The names were chosen by this author as the best English words to describe the idea. Most tribes had slight variations of the pictures and of what the name should be. For example, the first figure was either a crocodile, a water lily, or the sun. In every case, according to the Mayan priests, the original idea was that of the conception of new life. The crocodile and water lily, both floating in the water, fit the image of a fetus in the womb. The Olmec figure of the sun may represent the moment when the spark of life begins. I chose the word "Light" to best summarize this idea, and have proposed the figure of a sunrise to symbolize the first flash of dawn as representing that spark. A comparison of the Mixtec glyphs (from the Codex Nuttall) and my proposed modern icons are shown at left. The Mixtec figures are only slightly different from the Aztec.
The days were said by the Mayans to represent the steps in a person's life (from before birth to after resurrection). Thus, after the first day (Light) which represents conception, the second (Wind) is quickening, when the spirit enters the baby still in the womb, and the third (Temple) is the day of birth. The fourth (Dragon) is the day when evil is first allowed into the child's life, and the fifth (Serpent) represents repenting of evil ways and returning to the good life. The serpent represents this when it sheds it old skin and begins life anew. The sixth (Skull) represents death, and the seventh (Deer) represents the fleeting journey into the spirit world. The final thirteen steps are less clear, as is our understanding of life after death. The names and symbolism are explained in more detail on a separate page.

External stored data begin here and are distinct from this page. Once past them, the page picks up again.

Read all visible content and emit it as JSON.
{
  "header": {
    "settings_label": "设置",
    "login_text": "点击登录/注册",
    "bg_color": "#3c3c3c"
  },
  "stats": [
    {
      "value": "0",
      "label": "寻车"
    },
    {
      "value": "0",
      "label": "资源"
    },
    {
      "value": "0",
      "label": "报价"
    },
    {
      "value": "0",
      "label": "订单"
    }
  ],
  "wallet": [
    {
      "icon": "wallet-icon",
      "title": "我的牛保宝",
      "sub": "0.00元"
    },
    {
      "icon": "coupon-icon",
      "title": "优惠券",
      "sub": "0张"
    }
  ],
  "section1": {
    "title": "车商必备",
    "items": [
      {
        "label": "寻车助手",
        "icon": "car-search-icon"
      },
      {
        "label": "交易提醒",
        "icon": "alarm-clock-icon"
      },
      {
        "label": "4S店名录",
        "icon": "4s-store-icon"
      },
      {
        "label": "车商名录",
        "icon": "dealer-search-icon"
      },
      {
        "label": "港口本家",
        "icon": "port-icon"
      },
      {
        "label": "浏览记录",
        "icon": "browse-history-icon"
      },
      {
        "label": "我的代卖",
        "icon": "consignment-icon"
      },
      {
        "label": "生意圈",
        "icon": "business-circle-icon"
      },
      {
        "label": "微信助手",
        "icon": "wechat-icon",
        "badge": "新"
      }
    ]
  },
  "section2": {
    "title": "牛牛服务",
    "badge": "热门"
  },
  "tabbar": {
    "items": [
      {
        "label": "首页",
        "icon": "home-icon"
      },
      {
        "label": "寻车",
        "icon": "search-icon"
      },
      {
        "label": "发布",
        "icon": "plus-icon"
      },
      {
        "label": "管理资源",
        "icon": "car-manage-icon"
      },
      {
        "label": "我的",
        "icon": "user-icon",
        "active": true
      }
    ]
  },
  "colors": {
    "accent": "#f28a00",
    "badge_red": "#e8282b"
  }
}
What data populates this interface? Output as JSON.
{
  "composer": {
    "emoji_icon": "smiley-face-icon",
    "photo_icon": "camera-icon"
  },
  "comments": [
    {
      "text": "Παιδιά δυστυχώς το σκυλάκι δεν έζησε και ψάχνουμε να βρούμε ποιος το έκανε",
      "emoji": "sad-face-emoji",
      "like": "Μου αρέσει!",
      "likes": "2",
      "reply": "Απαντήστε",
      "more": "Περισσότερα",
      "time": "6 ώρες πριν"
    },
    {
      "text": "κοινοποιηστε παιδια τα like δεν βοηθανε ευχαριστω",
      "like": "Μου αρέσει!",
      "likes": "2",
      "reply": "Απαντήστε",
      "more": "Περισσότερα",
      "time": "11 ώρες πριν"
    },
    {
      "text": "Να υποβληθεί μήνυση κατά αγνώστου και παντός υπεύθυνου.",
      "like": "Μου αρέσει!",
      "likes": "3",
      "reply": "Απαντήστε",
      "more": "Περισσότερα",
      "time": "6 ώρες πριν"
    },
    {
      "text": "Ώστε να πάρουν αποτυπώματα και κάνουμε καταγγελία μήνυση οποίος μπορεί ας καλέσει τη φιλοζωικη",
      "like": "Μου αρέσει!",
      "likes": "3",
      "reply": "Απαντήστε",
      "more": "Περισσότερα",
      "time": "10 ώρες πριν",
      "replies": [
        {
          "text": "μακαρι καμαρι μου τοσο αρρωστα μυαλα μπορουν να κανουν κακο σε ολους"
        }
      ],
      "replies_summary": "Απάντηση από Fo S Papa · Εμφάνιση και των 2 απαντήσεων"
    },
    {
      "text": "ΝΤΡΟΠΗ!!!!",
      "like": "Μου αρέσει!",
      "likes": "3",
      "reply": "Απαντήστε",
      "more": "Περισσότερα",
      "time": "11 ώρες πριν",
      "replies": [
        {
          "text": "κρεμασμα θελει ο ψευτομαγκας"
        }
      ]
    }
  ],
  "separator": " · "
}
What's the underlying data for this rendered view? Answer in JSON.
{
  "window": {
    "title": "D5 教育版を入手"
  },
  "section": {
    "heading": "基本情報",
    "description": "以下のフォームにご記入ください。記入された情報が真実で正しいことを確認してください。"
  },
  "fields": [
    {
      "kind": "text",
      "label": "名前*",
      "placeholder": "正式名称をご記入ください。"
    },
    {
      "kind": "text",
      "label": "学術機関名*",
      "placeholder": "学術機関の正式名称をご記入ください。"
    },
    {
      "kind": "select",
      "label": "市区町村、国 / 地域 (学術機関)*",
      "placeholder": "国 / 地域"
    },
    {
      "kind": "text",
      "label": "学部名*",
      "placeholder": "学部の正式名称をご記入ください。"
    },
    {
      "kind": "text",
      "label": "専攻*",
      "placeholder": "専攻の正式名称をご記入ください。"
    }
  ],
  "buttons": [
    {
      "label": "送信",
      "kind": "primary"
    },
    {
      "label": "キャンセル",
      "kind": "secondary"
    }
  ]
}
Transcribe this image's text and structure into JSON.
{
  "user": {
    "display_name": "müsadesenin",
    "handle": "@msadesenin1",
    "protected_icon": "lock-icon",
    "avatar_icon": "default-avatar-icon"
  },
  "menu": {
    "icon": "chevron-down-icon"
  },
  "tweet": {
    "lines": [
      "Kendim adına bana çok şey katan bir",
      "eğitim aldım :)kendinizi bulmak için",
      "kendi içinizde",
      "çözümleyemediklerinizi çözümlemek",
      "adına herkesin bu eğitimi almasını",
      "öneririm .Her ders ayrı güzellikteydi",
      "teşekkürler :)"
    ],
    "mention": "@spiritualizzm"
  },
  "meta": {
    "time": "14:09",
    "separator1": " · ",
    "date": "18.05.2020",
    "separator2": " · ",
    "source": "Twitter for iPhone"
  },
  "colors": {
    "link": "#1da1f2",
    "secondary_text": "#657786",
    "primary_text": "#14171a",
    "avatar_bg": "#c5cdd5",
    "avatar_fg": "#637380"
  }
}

Note that the circular arrangement is important because there are several pairs of opposites. For example, the fifth day in the cycle is "Serpent," and directly opposite the serpent is the "Eagle." The eagle/serpent pair was so important to the Aztecs that their capital (now Mexico City) was founded where they saw the eagle with the serpent in its talons (now immortalized on the Mexican flag.)
The veintena is also the fundamental cycle of the Mayan Long Count, which is not discussed here. Moreover, Native American astrology, which assigns similar traits to people, is based on the day of the veintena on which they are born. This is described in a book entitled The Cherokee Sacred Calendar, by Raven Hail.
The two cycles each separately move through one day at a time, so the effect is similar to two gears, one with 13 cogs and the other with 20, as shown in the illustration. Thus, the Sacred Round begins at the position shown on the day 1 Light. The next day is 2 Wind and then 3 Temple. That may sound confusing if were expecting 1 Light to be followed by 2 Light and then 3 Light. But we do the same thing on our modern Gregorian calendar. The day after Monday the 1st (of a month) is Tuesday the 2nd. That is because the week of seven days progresses daily even as do the days of the month. The thirteenth day of the cycle is 13 Reed. The following day is 1 Jaguar, because the trecena starts over, but the veintena continues on through all 20 figures. It takes 260 days to get back to the starting position (13 x 20 = 260), so the Sacred Round contains 260 days.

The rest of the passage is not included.